The memory order of the `store` to `weak` in `is_unique` is over-strict #149376
I expand the code of using `is_unique` and `downgrade` as something like the following, which models that there are three `Arc` instances.
use std::sync::atomic::{AtomicUsize, Ordering};
use std::thread;
fn main() {
let strong = AtomicUsize::new(3);
let weak = AtomicUsize::new(1);
thread::scope(|s| {
s.spawn(|| { // t1
if weak
.compare_exchange(1, usize::MAX, Ordering::Acquire, Ordering::Relaxed)
.is_ok()
{
let unique = strong.load(Ordering::Acquire) == 1; // #0
weak.store(1, Ordering::Relaxed); // #1
assert!(unique == false);
}
});
s.spawn(|| { // t2
let mut val = weak.load(Ordering::Relaxed);
loop {
if val == usize::MAX {
val = weak.load(Ordering::Relaxed);
continue;
}
if weak
.compare_exchange(val, val + 1, Ordering::Acquire, Ordering::Relaxed)
.is_ok()
{
break;
}
}
strong.fetch_sub(1, Ordering::Release); // #2
});
s.spawn(|| { // t3
let mut val = weak.load(Ordering::Relaxed);
loop {
if val == usize::MAX {
val = weak.load(Ordering::Relaxed);
continue;
}
if weak
.compare_exchange(val, val + 1, Ordering::Acquire, Ordering::Relaxed)
.is_ok()
{
break;
}
}
strong.fetch_sub(1, Ordering::Release); // #3
});
});
}
Merely change `weak.store(1, Ordering::Release);`(in the original implementation) to `weak.store(1, Ordering::Relaxed);`
Assuming the `CAS` operation in `t1` succeeds, that means the loops in `t2` and `t3` cannot exit except that one thereof reads `#1` and the other reads the value written by the RMW operation that reads `#1`. The question is whether `#0` can read `1` and the assertion fails. Assume that `#0` reads `1`, because the initial value of `strong` is `3`, this implies that `#2` and `#3` both happen before `#0`, which in turn implies that the load part of `weak` in `t2` and `t3` both happen before `#1`. According to [intro.races] p13
> If a value computation A of an atomic object M happens before an operation B that modifies M, then A takes its value from a side effect X on M, where X precedes B in the modification order of M.
`#1` is not visible to the load part of `weak` in `t2` and `t3`, so the loop in `t2` and `t3` cannot exit; this means, `#2` and `#3` cannot be reached by the corresponding control flows in their respective threads. This contradicts the assumption that `#0` reads `1` because `#2` and `#3` won't be executed in the lifetime of the program; otherwise, it would violate [intro.races] p10
> The value of an atomic object M, as determined by evaluation B, is the value stored by some unspecified side effect A that modifies M, where B does not happen before A.
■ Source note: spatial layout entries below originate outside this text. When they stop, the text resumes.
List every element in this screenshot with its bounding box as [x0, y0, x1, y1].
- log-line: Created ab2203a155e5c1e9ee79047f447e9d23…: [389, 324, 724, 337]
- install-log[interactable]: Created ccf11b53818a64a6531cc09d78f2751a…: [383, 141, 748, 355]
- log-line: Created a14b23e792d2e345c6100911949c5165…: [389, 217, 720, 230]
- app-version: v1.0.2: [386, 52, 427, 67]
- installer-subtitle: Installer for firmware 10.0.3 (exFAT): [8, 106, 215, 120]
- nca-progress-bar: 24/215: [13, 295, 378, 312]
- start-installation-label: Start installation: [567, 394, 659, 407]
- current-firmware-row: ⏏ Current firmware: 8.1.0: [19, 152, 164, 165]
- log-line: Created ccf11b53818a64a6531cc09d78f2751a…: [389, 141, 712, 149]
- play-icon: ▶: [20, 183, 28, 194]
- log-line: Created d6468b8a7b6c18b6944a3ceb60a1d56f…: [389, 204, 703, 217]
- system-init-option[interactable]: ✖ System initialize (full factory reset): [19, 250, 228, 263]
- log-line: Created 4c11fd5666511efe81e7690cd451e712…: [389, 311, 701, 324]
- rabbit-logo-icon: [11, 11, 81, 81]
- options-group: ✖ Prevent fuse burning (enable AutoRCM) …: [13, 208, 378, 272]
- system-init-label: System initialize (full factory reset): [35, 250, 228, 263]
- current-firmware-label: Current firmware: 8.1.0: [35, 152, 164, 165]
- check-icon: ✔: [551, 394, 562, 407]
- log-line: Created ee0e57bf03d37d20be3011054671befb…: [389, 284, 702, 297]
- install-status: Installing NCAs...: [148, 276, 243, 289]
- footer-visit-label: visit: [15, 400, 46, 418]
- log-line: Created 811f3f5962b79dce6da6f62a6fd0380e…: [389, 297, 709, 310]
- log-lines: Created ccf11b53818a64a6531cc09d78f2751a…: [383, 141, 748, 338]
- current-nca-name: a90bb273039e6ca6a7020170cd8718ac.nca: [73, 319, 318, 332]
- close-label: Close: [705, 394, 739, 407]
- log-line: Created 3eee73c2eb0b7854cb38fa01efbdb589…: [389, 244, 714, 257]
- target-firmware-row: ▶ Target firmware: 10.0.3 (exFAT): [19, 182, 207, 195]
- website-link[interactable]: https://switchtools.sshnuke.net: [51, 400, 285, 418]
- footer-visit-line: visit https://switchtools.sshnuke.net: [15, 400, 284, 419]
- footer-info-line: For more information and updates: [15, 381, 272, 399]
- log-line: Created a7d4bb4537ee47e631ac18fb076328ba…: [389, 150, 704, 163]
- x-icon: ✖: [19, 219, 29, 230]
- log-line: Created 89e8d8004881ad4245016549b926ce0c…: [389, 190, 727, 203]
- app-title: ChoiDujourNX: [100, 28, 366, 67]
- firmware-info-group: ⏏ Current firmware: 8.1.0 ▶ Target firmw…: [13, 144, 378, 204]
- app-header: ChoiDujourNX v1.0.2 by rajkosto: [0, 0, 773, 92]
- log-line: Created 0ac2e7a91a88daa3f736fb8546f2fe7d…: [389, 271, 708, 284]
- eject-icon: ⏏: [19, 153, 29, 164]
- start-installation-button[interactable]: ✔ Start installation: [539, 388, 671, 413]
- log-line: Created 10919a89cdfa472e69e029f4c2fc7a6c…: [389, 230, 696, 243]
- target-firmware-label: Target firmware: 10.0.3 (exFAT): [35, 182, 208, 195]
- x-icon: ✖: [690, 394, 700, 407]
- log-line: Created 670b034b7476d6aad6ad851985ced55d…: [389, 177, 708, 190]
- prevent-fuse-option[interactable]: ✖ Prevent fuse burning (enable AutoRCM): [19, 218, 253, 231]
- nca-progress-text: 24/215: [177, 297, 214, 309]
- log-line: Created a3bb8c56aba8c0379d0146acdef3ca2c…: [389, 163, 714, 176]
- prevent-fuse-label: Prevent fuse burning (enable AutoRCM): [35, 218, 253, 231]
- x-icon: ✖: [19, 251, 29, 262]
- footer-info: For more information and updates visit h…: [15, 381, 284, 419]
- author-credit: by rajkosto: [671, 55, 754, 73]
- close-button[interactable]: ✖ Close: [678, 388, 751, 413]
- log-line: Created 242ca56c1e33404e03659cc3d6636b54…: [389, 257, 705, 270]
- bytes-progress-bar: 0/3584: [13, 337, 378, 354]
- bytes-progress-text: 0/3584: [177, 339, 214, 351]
More generally speaking, any thread claiming that its RMW operation on `strong` would be read by `#0` is impossible, because its `CAS` operation on `weak` does not expect `MAX`, and `#1` is not visible to the load part, so its loop cannot exit. And no other RMW operation on `weak` that increases count can precede it; otherwise, the modification order of `weak` is invalid
1 < MAX < weak_store_1 < RMW_weak_a < ... < RMW_weak_current < ... < weak_store_1
So, `#0` cannot read `1` and `2`; however, it can only read the initial value `3`. Is my analysis right? If the target is, as described in the comment of the source code, to check whether the thread holds the unique strong, I think the memory order used for the case is over-strict, and the memory order of the store to `weak` that writes `1` can at least be `relaxed`, IIUC.